ICANN may help owners recover domain names after expiry

Out-Law News | 27 Aug 2009 | 10:08 am | 2 min. read

ICANN is reviewing whether or not people have enough opportunity to reclaim domain names that they have allowed to expire. A committee of the domain name administration body has said that current rules do not work.

The Internet Corporation for Assigned Names and Numbers (ICANN) is responsible for the systems that match domain names to web pages. It has policies for what happens if a user forgets to register a domain name and whether the person can make a claim for names after that date has passed. This is called post-expiration domain name recovery.

The review was ordered by ICANN"s At-Large Advisory Committee (ALAC). "The ALAC request … alleges that current measures aimed at recovering an expired domain name ‘have proven to be ineffective’," said a report on the issue late last year.

"The request asserts that ‘the loss of a domain name can cause significant financial hardship to the registrant, and that harm can increase with the time required to recover the name. Less concrete harm in the form of damaged reputation and permanently lost business is also relevant'," it said.

ICANN has now asked for public comments on how it could operate the system with better results.

"To what extent should registrants be able to reclaim their domain names after they expire? At issue is whether the current policies on the renewal, transfer and deletion of expired domain names are adequate," said its call for responses.

Currently if a domain name owner fails to renew an address it enters an 'auto-renew grace period' of 45 days. The registrar company through which the user bought the address can cancel it at any time within that grace period.

Once the address has been deleted there begins a 30-day redemption grace period. The address is put on hold for that time, but no website will appear at it. That is designed to help people realise that their address is in danger.

During that redemption grace period site owners can re-buy the right to their name through their registrar company. If they do not there then begins a five-day period when the name is waiting to be deleted. It is then finally deleted.

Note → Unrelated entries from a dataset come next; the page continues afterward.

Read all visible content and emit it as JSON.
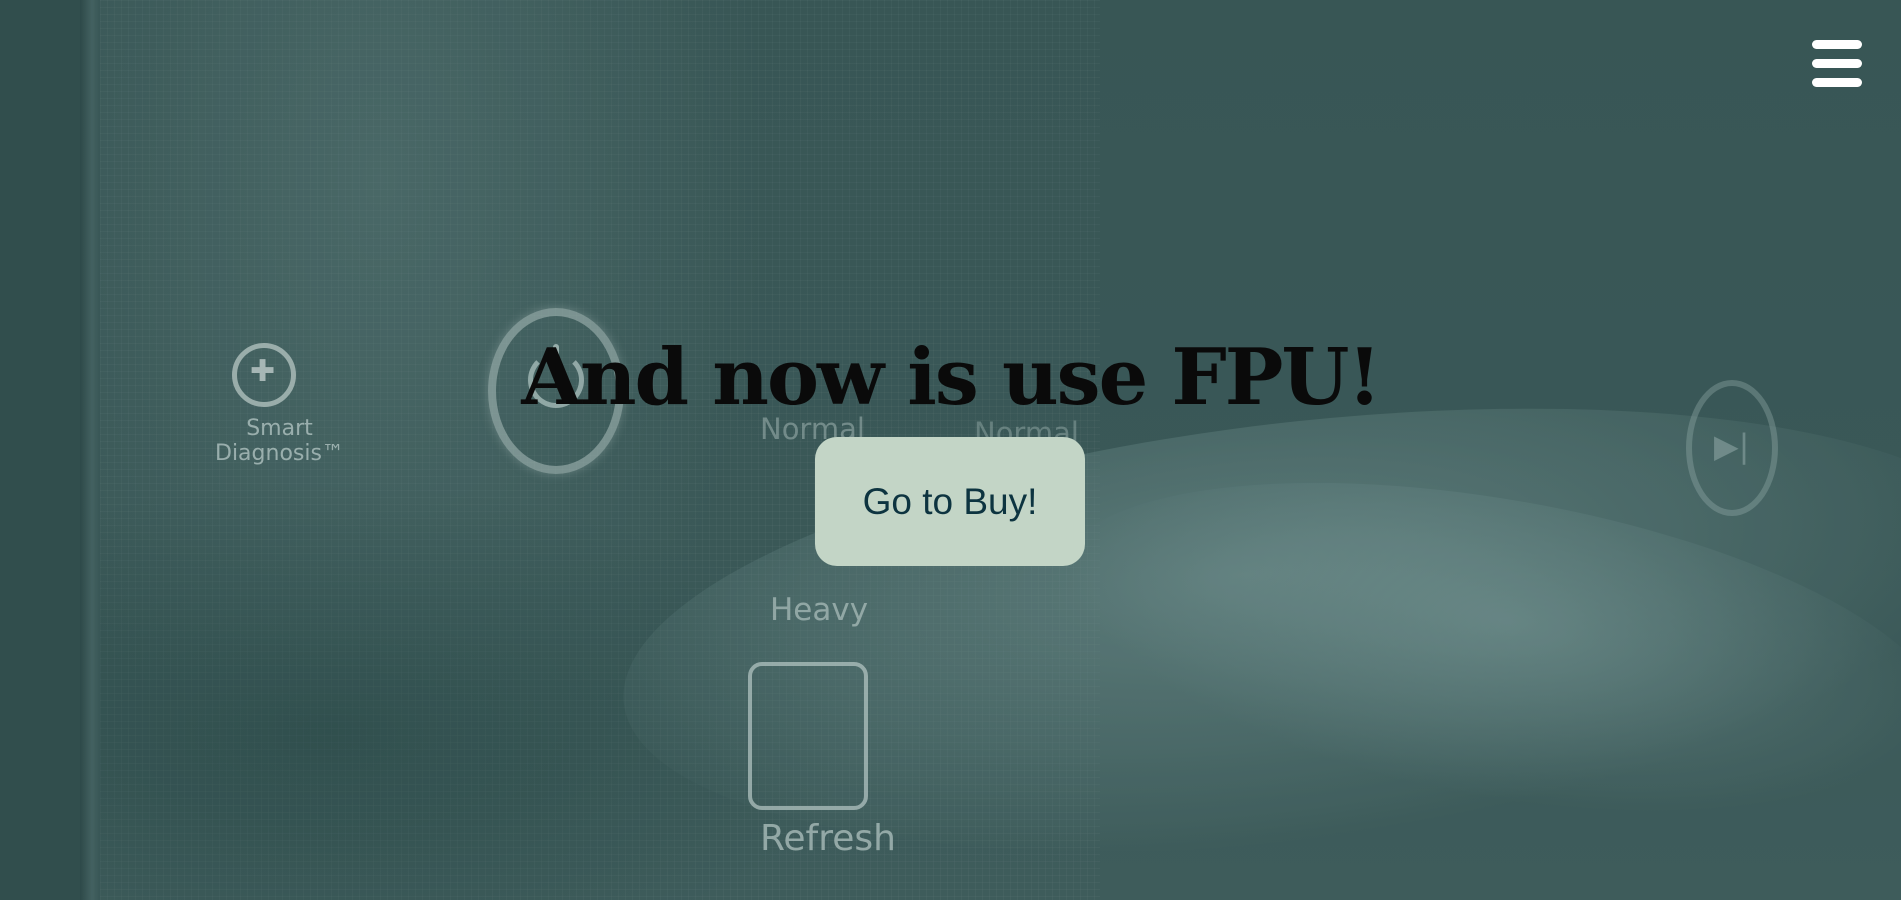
{
  "hero": {
    "headline": "And now is use FPU!",
    "cta_label": "Go to Buy!",
    "background_labels": {
      "smart_diagnosis": "Smart\nDiagnosis™",
      "normal_1": "Normal",
      "normal_2": "Normal",
      "heavy": "Heavy",
      "refresh": "Refresh"
    }
  },
  "header": {
    "menu_icon": "hamburger-menu-icon"
  },
  "colors": {
    "background_tint": "#3f5b5a",
    "button_bg": "#c3d5c6",
    "button_text": "#0d3440",
    "headline_text": "#0a0a0a",
    "menu_icon": "#ffffff"
  }
}
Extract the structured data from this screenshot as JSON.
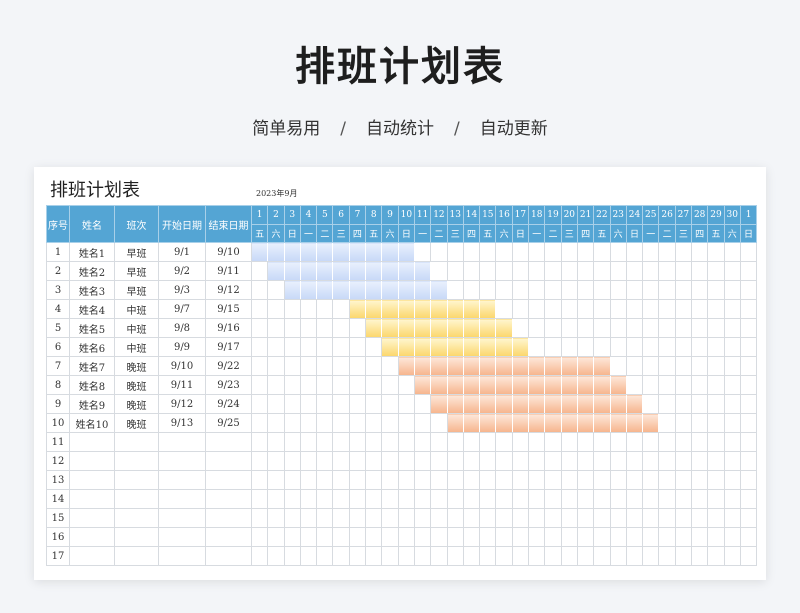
{
  "hero": {
    "title": "排班计划表",
    "subtitle": [
      "简单易用",
      "自动统计",
      "自动更新"
    ],
    "separator": "/"
  },
  "sheet": {
    "title": "排班计划表",
    "month_label": "2023年9月",
    "columns": [
      "序号",
      "姓名",
      "班次",
      "开始日期",
      "结束日期"
    ],
    "days": [
      "1",
      "2",
      "3",
      "4",
      "5",
      "6",
      "7",
      "8",
      "9",
      "10",
      "11",
      "12",
      "13",
      "14",
      "15",
      "16",
      "17",
      "18",
      "19",
      "20",
      "21",
      "22",
      "23",
      "24",
      "25",
      "26",
      "27",
      "28",
      "29",
      "30",
      "1"
    ],
    "weekdays": [
      "五",
      "六",
      "日",
      "一",
      "二",
      "三",
      "四",
      "五",
      "六",
      "日",
      "一",
      "二",
      "三",
      "四",
      "五",
      "六",
      "日",
      "一",
      "二",
      "三",
      "四",
      "五",
      "六",
      "日",
      "一",
      "二",
      "三",
      "四",
      "五",
      "六",
      "日"
    ],
    "rows": [
      {
        "no": "1",
        "name": "姓名1",
        "shift": "早班",
        "start": "9/1",
        "end": "9/10",
        "bar_start": 1,
        "bar_end": 10
      },
      {
        "no": "2",
        "name": "姓名2",
        "shift": "早班",
        "start": "9/2",
        "end": "9/11",
        "bar_start": 2,
        "bar_end": 11
      },
      {
        "no": "3",
        "name": "姓名3",
        "shift": "早班",
        "start": "9/3",
        "end": "9/12",
        "bar_start": 3,
        "bar_end": 12
      },
      {
        "no": "4",
        "name": "姓名4",
        "shift": "中班",
        "start": "9/7",
        "end": "9/15",
        "bar_start": 7,
        "bar_end": 15
      },
      {
        "no": "5",
        "name": "姓名5",
        "shift": "中班",
        "start": "9/8",
        "end": "9/16",
        "bar_start": 8,
        "bar_end": 16
      },
      {
        "no": "6",
        "name": "姓名6",
        "shift": "中班",
        "start": "9/9",
        "end": "9/17",
        "bar_start": 9,
        "bar_end": 17
      },
      {
        "no": "7",
        "name": "姓名7",
        "shift": "晚班",
        "start": "9/10",
        "end": "9/22",
        "bar_start": 10,
        "bar_end": 22
      },
      {
        "no": "8",
        "name": "姓名8",
        "shift": "晚班",
        "start": "9/11",
        "end": "9/23",
        "bar_start": 11,
        "bar_end": 23
      },
      {
        "no": "9",
        "name": "姓名9",
        "shift": "晚班",
        "start": "9/12",
        "end": "9/24",
        "bar_start": 12,
        "bar_end": 24
      },
      {
        "no": "10",
        "name": "姓名10",
        "shift": "晚班",
        "start": "9/13",
        "end": "9/25",
        "bar_start": 13,
        "bar_end": 25
      },
      {
        "no": "11",
        "name": "",
        "shift": "",
        "start": "",
        "end": ""
      },
      {
        "no": "12",
        "name": "",
        "shift": "",
        "start": "",
        "end": ""
      },
      {
        "no": "13",
        "name": "",
        "shift": "",
        "start": "",
        "end": ""
      },
      {
        "no": "14",
        "name": "",
        "shift": "",
        "start": "",
        "end": ""
      },
      {
        "no": "15",
        "name": "",
        "shift": "",
        "start": "",
        "end": ""
      },
      {
        "no": "16",
        "name": "",
        "shift": "",
        "start": "",
        "end": ""
      },
      {
        "no": "17",
        "name": "",
        "shift": "",
        "start": "",
        "end": ""
      }
    ],
    "shift_colors": {
      "早班": [
        "#e9f0fd",
        "#c7d8f7"
      ],
      "中班": [
        "#fff6cf",
        "#fbd66b"
      ],
      "晚班": [
        "#fde8da",
        "#f6b48c"
      ]
    }
  }
}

ICANN's consultation asks: "whether adequate opportunity exists for registrants to redeem their expired domain names; whether expiration-related provisions in typical registration agreements are clear and conspicuous enough; [and] whether adequate notice exists to alert registrants of upcoming expirations."

The consultation asks "whether additional measures need to be implemented to indicate that once a domain name enters the Auto-Renew Grace Period, it has expired (e.g., hold status, a notice on the site with a link to information on how to renew, or other options to be determined);  [and] whether to allow the transfer of a domain name during the Redemption Grace Period (RFP)".

A domain name which enters the redemption grace period can be reclaimed by its previous owner. But it might never get there because in the auto-renew grace period the registrar can sell the domain name to someone else.

"This is one of the concerns expressed by ALAC; some domain names never reach the RGP because their registrations are sold, auctioned or transferred to another party which, the ALAC asserts, cannot be prevented by the original registrant," said an ICANN report on the issue late last year.

Some high profile domain name owners have been caught out by slack re-registering. Microsoft's Hotmail email system was crippled over Christmas in 1999 when it failed to register the domain name passport.com, which played a role in authenticating users.

Open source software engineer Michael Chaney noticed the error and bought the domain for Microsoft. It gave him $500 for his troubles, a cheque which Chaney auctioned for charity.